La Constitution prévoit également plusieurs lois organiques. En réalité, l’ordonnance n° 58-1067 du 7 novembre 1968 contient l’essentiel des dispositions organiques et elle a été modifiée treize fois. La modification la plus importante est, sans conteste, celle apportée par la loi n° 2009-1523 du 10 décembre 2009 relative à l’application de l’article 61-1 de la Constitution, qui a fixé le régime de la procédure de contrôle a posteriori des lois en lui donnant le nom de « question prioritaire de constitutionnalité ».
Dans le cadre de ces textes, complétés par quelques décrets et règlements de procédure, le Conseil a pu acquérir une légitimité de moins en moins contestée et des compétences nouvelles.
Une institution contestée à l’indépendance renforcée
Il n’était pas dans les intentions du constituant de 1958 de créer une Cour constitutionnelle mais, au contraire et dans la tradition héritée de l’histoire, un organe dont les membres sont désignés par des autorités politiques et dont l’ancêtre direct était le Comité constitutionnel de la IVe République.
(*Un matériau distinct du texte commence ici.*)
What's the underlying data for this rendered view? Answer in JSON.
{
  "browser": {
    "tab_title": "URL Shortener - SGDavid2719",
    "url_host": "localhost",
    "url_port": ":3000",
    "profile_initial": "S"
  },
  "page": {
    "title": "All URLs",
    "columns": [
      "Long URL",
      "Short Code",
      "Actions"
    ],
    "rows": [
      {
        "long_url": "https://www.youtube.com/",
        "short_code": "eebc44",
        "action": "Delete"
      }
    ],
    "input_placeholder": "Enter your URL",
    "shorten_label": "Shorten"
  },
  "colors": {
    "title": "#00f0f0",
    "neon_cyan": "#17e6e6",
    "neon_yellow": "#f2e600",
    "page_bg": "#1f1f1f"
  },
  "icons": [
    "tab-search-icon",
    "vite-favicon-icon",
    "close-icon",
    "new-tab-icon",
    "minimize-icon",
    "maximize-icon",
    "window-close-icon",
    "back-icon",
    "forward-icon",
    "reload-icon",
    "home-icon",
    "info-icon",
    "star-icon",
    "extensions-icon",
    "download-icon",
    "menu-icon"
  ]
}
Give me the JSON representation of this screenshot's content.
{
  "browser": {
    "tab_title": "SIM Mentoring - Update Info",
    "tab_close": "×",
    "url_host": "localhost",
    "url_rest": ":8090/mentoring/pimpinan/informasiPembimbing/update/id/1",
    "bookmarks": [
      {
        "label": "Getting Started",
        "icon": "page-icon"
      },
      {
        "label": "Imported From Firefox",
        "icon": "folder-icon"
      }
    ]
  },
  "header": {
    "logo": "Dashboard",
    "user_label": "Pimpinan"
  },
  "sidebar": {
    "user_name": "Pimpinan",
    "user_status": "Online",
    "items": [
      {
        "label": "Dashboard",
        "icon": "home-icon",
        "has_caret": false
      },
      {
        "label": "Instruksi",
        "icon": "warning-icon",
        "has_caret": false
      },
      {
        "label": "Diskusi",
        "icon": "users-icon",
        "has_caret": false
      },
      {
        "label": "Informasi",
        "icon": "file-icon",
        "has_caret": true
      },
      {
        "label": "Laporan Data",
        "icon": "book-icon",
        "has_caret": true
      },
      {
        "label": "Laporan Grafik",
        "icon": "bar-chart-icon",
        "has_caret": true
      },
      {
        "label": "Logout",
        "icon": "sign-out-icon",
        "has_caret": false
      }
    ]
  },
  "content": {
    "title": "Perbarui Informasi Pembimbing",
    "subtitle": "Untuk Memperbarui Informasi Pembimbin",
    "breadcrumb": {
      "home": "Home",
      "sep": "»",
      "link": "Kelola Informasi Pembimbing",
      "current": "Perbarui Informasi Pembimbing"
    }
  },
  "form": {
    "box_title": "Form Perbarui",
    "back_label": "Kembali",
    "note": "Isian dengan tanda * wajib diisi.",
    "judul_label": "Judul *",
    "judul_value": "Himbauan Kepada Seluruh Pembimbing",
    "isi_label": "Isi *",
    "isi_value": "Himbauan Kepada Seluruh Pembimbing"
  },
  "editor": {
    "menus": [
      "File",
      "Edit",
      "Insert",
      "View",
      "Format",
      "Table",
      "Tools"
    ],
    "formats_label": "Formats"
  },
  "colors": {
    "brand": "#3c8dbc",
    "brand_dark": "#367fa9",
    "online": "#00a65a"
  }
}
Néanmoins, le Conseil constitutionnel a su s’abstraire de cet héritage et acquérir une réelle indépendance qu’il a lui-même constitutionnalisée.
Une institution d’apparence politique
La composition du Conseil constitutionnel fait partie des questions récurrentes dans la doctrine et, parfois, dans le débat politique. Tout – ou presque – a été dit quant à l’absence de conditions de désignation des membres du Conseil. L’article 56 se contente d’affirmer que « le Conseil constitutionnel comprend neuf membres, dont le mandat dure neuf ans et n’est pas renouvelable. Le Conseil constitutionnel se renouvelle par tiers tous les trois ans. Trois des membres sont nommés par le président de la République, trois par le président de l’Assemblée nationale, trois par le président du Sénat ». En outre, le président du Conseil constitutionnel est choisi, lui aussi discrétionnairement, par le président de la République. Si rien ne vient le préciser dans les textes, la pratique des nominations des différents présidents a montré, en dehors du cas de M. Guéna, nommé en tant que membre par le président du Sénat, mais devenu président en remplacement de M. Dumas au bénéfice de l’âge en 2000, que les présidents de la République ont toujours choisi en tant que présidents des membres qu’ils avaient eux-mêmes désignés. Ce fut le cas depuis le premier d’entre eux, M. Noël en 1959, jusqu’à M. Fabius en 2016.
L’absence d’un quelconque contrôle avait été l’objet de critiques, quant au respect des conditions de nomination. La révision de 2008 avait tenté d’y remédier en prévoyant une procédure d’avis donné par les commissions des assemblées parlementaires. Pour les nominations effectuées par les présidents des assemblées, seule la commission de l’assemblée concernée est compétente. Pour celles opérées par le président de la République, l’article 56 renvoie à la procédure de l’article 13. Jusqu’à présent, les nominations des membres du Conseil n’ont donné lieu à aucun avis négatif. Et la comparaison avec les États-Unis ne joue guère en faveur de la procédure française. Les relations entre les pouvoirs exécutif et législatif sous la Ve République ont habitué à une certaine docilité de la part des assemblées qui contraste avec les pratiques américaines.
Pour autant, le caractère politisé de ces nominations, du fait de la nature politique des autorités qui y procèdent, n’a pas nui à la qualité des personnes nommées, choisies pour leur expérience à la fois technique et politique.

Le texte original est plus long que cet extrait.